Böyle bir durumda bizi açıkça karşılarına alacakları gibi, Sol Birlik içinde TSİP ve TKSP’den de destek bulurduk.

Böyle bir şey olmadı. TKP durumu anladı ve karşı tarafa el altından umut vermeyi bıraktı.

Şimdi düşünüyorum da, iyi politika yapmışız.
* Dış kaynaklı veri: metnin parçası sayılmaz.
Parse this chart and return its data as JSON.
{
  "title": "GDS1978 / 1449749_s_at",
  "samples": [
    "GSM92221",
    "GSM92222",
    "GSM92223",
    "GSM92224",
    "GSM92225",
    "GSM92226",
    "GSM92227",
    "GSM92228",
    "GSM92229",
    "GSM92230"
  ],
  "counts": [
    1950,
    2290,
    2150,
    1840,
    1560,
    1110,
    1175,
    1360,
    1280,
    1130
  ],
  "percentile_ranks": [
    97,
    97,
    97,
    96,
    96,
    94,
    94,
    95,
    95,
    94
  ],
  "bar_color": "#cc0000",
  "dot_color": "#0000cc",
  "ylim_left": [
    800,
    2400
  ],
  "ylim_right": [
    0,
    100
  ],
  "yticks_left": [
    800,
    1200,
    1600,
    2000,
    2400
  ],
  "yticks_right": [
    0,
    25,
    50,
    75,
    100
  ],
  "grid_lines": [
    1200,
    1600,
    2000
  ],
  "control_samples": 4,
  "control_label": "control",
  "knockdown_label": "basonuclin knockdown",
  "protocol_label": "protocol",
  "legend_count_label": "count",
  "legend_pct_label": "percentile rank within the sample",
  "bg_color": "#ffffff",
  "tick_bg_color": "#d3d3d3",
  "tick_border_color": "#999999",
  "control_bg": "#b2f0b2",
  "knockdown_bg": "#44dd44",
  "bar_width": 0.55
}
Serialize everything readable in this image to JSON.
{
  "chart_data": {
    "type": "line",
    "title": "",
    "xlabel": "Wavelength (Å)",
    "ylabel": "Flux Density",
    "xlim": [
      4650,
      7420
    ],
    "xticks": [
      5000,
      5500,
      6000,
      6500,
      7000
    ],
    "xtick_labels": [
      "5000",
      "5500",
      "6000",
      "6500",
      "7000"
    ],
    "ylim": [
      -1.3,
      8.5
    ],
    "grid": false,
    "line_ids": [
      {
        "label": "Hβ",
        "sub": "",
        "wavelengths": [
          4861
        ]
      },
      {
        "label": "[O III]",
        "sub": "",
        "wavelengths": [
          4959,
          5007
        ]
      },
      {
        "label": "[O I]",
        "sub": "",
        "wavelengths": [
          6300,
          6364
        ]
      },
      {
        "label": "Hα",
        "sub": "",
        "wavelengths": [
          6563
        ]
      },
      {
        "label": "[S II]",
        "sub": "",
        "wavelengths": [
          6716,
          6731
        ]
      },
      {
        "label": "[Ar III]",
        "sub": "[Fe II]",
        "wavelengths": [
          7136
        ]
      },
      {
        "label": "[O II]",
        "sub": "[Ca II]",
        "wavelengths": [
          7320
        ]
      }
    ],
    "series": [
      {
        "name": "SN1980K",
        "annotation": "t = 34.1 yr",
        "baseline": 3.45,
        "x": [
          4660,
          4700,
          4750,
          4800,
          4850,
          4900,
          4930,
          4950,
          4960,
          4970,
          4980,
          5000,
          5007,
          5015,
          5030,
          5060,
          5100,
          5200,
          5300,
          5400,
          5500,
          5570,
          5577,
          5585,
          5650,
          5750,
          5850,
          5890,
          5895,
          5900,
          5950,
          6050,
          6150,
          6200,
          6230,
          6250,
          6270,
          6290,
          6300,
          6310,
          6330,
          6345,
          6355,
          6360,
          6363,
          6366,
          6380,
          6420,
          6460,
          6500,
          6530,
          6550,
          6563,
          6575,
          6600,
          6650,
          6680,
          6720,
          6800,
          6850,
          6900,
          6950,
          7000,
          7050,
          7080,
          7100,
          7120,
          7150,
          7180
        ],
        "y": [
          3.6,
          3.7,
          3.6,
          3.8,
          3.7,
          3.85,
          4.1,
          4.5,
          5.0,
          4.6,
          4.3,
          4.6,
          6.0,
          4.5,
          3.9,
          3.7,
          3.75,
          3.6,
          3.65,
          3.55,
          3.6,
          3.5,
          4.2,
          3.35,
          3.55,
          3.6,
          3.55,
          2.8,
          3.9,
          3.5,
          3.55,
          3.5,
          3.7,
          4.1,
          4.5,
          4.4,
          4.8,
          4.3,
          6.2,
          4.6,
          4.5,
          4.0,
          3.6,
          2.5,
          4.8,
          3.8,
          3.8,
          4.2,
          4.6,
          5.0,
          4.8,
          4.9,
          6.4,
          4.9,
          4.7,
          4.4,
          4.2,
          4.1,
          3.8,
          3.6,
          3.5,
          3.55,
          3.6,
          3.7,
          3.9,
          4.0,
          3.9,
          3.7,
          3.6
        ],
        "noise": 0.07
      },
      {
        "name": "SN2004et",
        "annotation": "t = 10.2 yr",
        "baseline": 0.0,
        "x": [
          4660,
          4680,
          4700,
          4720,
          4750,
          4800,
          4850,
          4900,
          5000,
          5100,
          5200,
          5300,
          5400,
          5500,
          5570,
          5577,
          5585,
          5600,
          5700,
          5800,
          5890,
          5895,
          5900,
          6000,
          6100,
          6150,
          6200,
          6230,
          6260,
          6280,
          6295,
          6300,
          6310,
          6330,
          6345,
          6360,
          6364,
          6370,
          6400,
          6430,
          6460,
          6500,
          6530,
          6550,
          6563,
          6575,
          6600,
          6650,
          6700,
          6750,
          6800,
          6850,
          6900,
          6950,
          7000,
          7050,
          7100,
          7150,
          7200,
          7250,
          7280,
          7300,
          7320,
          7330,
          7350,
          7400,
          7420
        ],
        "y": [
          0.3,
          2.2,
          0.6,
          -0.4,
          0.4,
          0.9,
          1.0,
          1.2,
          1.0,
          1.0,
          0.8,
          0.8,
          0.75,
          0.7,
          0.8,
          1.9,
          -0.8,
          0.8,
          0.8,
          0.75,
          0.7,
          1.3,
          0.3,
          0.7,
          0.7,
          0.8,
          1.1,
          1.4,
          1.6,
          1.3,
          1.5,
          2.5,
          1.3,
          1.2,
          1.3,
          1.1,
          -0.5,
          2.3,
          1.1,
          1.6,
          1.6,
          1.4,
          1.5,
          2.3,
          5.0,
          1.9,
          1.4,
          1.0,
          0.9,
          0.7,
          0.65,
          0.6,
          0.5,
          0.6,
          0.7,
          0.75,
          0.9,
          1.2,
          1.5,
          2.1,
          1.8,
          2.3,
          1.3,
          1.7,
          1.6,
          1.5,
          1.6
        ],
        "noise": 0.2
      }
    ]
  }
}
MK’nın yarısının çabalarına, o yıllarda Türkiye’den gelenlerle birlikte en güçlü TKP örgütü durumuna gelen Almanya TKP’ye karşı işi sertleştirmeden ama ödün de vermeden bırakın üyeyi, sempatizan bile kaybetmemişiz.

Arkasından Almanya’nın İsviçre’ye müdahalesi gelecekti.

İsviçre’deki TKP yanlıları kıyameti kopardı. Ayrı bir parti örgütü olan Almanya, aynı statüdeki İsviçre’ye nasıl müdahale ederdi?

Genel Sekreterle telefonla konuştum. “Ne yapıyorsunuz yoldaş!” dedi.

“Biz ne yaptığımızı biliyoruz, siz karışmayın” dedim.

İsteyen TKP’ye gidebilir ama parti içinde TKP propagandası yaptırmayız.

Bu da herhalde normal bir şeydir.

Durumu kısa sürede hallettik, beklediğimizden fazla insan bizimle tutum aldı ve bu iş bitti.

 

TKEP’teki ayrılıklar, haklı ve haksız bir tarafa, güzel ayrılıklardır. Kişilerle uğraşmak, karalamalar hiç olmaz demeyeceğim ama azdır. Şiddet kullanılması ise kesinlikle yoktur, lafı bile edilmez.